浮気された自分が悪いとは決して思っていない。むしろ、こんな素敵な私と別れてしまい、ご愁傷さまと思うくらいだ。わたしを選ばなかった者たちへ、全員後悔して欲しい。

忘れる為に先を急ぐ、ことがいいことなのか?別れた恋人を後から悪く言うなんていくらでもできる。上書きを重ねて忘れていく、果たしてそれがいいことなのか?時々あの人を思い出すことがあるが、私は忘れた訳では無い。

あの人が好きだったペンギンは私も好きだし、唐揚げ、ハンバーグが好きなところも変わっていない。
別に無理に忘れようとしなくったっていい、あの人を愛していたことは事実であり、私の中の人生の一部として存在していたからだ。許したわけじゃない、でも無理に忘れなくてもいいと思う。

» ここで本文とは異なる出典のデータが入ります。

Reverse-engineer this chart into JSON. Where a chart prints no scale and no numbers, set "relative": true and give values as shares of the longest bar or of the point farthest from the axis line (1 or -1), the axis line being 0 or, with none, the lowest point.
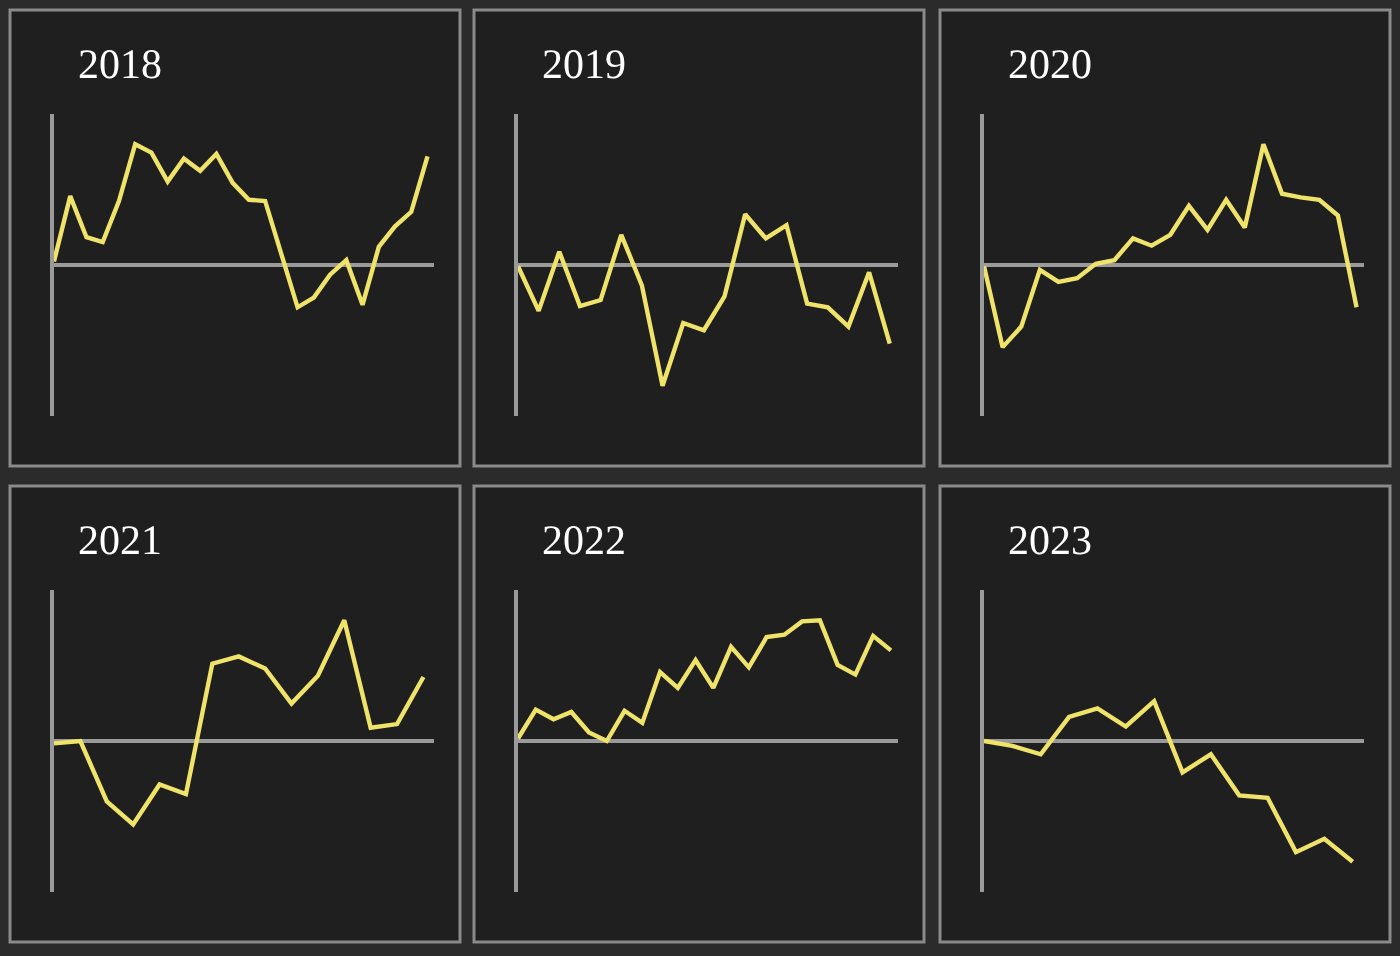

人が紡ぎ出す言葉は時に救いに近いお守りになる。鋭利な刃物として人を傷つけることもできる。

「忘れることもまた、愛することだ」という言葉はわたしの心の中にずっと残っている。人は1日に3万回もの思考の取捨選択、判断をしているという。人を傷つけないために、言葉を取捨選択する、心に残したい言葉を書き留めておく、忘れることで過去を愛する。

そうすることで、私が私らしく、人に優しくすることができるのではないかと思う。